Ullasam is a 2022 Indian Malayalam-language romantic comedy film directed by Jeevan Jojo (in his directorial debut) and produced by Joe Kaithamattom and Christi Kaithamattom under the banner Kaithamattom Brothers. It stars Shane Nigam and Pavithra Lakshmi in lead roles.

==Premise==
Two strangers from diverse backgrounds meet on their return from Ooty to Kerala and are left with the only choice of traveling together. The journey advances through different circumstances and coming across new people. The story takes a turn as they realize that it is nothing but a journey of self-exploration.

==Cast==
- Shane Nigam as Harry Menon
- Pavithra Lakshmi as Dr. Nima Alex
- Aju Varghese as Sam
- Basil Joseph as Asi
- Deepak Parambol as Arun Mathew
- Renji Panicker as Ramachandran (Cameo)
- Ambika as Mary Kutti
- Hareesh Peradi as Aashaan
- Nayana Elsa as Sona
- Sarayu
- Santhosh Keezhattoor
- Jayaraj Warrier

==Production==
On 26 March 2019, Sify reported that Shane Nigam had commenced filming of an untitled film with director Jeevan Jojo alongside debutant Pavithra Lakshmi paired opposite him. Filming was underway at Ootty with Munnar, Palakkad and Ernakulam as other locations. It was said to be a romantic comedy film and Aju Varghese, Deepak Parambol and Basil Joseph were also added to the cast. The entire filming was completed in 53 days. The title Ullasam was announced on 21 July 2019 with an image showing the lead character Shane skateboarding. Mohanlal released the film's first-look poster through social medias on 7 February 2020. In an interview with The New Indian Express director Jeevan Jojo described Shane's character in the film as a “carefree, fun-loving youngster.”

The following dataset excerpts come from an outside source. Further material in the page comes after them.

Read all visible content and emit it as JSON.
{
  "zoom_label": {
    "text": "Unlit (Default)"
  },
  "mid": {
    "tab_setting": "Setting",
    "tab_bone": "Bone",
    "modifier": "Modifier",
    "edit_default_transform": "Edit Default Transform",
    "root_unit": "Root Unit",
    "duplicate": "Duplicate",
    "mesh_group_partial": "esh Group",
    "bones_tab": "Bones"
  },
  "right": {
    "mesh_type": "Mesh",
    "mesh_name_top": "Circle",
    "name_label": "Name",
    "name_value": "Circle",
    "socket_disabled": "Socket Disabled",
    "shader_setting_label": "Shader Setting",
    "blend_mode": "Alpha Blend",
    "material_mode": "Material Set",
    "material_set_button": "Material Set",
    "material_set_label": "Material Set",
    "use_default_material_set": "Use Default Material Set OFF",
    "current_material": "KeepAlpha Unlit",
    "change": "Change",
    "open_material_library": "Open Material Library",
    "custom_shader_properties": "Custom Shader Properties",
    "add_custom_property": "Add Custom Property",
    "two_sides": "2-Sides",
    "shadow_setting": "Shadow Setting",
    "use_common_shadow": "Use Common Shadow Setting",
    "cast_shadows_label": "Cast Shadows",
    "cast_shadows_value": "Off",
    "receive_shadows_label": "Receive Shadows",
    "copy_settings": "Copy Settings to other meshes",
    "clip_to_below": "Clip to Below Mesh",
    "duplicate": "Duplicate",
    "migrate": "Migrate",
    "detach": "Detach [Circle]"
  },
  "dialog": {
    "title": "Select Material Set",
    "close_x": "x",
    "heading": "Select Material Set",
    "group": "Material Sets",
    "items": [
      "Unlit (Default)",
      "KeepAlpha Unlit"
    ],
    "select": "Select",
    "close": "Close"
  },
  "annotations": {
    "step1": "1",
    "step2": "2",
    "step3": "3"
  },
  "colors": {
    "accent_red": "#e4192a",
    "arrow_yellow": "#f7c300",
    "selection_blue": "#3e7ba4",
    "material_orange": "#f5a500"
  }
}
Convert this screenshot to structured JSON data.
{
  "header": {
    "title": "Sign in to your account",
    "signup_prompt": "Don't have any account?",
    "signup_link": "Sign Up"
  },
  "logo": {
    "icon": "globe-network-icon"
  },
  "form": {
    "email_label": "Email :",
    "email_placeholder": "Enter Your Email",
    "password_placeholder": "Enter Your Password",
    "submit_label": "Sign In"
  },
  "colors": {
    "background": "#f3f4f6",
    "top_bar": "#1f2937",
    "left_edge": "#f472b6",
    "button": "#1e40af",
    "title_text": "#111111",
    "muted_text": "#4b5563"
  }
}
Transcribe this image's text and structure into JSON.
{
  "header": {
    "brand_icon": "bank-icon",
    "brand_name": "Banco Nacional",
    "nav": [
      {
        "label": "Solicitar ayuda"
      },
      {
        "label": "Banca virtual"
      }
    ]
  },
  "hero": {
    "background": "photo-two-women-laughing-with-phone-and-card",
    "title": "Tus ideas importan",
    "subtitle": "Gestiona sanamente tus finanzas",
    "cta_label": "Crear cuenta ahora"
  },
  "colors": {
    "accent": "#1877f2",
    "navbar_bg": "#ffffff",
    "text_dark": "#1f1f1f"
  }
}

The film is written by Praveen Balakrishnan and its soundtrack is composed by Shaan Rahman and Gopi Sundar. Ullasam was released theatrically on 1 July 2022 by Kalasangham Films.

==Reception==
===Critical reception===
The Times of India rated 3.5 out of 5 stars and wrote "A pleasant, light-hearted caper".

===Box office===
The film only received nearly 85 lakhs from theatres. The film was a Box-office failure.